Related: I think a lot of people overestimate the inevitability of the spread of Protestantism. To take just one example of how things could have gone differently, if England had remained Catholic there would have been no major Protestant colonial powers (not counting the Dutch, because outside of South Africa their durable colonies weren't generally settler colonies), and Protestantism would probably be confined mostly to northern Germany and Scandinavia.

Without Protestantism, England would be just have been a much lesser version of France and would not have established a colonial empire nearly as big or important as in OTL.
 
Paraguay was so wanked by Brazilian Marxists on the 1970s that it became a meme nowadays, I think it can be a example of that because even today you can see from time to time someone asking here about the Paraguayan "superpower"

There is also the Brazilian empire. While it is true that it was the most democratic Latin American nation, it was not the power Brazilian monarchists want it to be. There was a desastrous incident called question Christie that Britain caused against Brazil and since the Brazilian government didn't had the power to counter them, we simple backed down.
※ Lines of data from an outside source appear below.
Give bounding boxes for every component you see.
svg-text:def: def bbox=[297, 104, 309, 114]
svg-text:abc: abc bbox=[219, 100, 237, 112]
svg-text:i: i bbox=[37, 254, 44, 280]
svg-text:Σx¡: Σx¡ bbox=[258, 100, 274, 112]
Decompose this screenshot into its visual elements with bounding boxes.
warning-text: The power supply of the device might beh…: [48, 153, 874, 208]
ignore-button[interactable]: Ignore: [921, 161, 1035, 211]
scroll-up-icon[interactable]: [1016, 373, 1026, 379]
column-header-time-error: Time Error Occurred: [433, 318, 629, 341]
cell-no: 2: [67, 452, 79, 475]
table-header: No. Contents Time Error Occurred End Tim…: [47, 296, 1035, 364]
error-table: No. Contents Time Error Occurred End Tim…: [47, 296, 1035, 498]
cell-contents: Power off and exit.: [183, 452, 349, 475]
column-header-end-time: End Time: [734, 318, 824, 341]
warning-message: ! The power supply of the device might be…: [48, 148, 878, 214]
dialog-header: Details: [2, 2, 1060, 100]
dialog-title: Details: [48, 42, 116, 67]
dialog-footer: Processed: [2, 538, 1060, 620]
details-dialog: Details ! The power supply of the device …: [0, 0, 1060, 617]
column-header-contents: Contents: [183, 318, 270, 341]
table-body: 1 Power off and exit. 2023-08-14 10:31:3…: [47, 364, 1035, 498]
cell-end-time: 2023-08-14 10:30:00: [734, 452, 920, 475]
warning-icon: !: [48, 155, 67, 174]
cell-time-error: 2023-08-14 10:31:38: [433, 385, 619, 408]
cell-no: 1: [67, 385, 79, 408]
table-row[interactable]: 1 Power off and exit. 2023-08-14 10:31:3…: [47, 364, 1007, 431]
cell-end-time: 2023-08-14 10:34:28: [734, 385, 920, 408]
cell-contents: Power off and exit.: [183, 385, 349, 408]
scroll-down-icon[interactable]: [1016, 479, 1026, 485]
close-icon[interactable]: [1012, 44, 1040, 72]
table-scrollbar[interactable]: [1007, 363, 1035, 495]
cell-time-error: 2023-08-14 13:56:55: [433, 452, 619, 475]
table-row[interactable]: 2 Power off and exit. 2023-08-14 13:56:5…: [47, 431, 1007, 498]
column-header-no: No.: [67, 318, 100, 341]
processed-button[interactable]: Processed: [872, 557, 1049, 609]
There was a meme on monarchist circles that the Brazilian navy was the second strongest at the time and it have been debunked over and over again. Funnily enought it was stronger than the American navy until the 1870s.

I once heard from a Indian friend that the mughals are overly estimated as their control was focused on Delhi and the rest of India was descentralized and only nominally under their control
I feel like Brazil is always underestimated in maps, actually. To those uninitiated, Brazil is basically just "the Amazon or Rio," ignoring the fact that Brazil is huge and extremely diverse. Brazil is also kind of seen as "America's shitty beta version" in most maps as well.
 
I feel like Brazil is always underestimated in maps, actually. To those uninitiated, Brazil is basically just "the Amazon or Rio," ignoring the fact that Brazil is huge and extremely diverse. Brazil is also kind of seen as "America's shitty beta version" in most maps as well.

Americans tend to underestimate us, but Brazilian monarchists wank the empire to the brink, we were a regional power and a country with only 20% literacy, not something to challenge France, Russia, the USA or UK.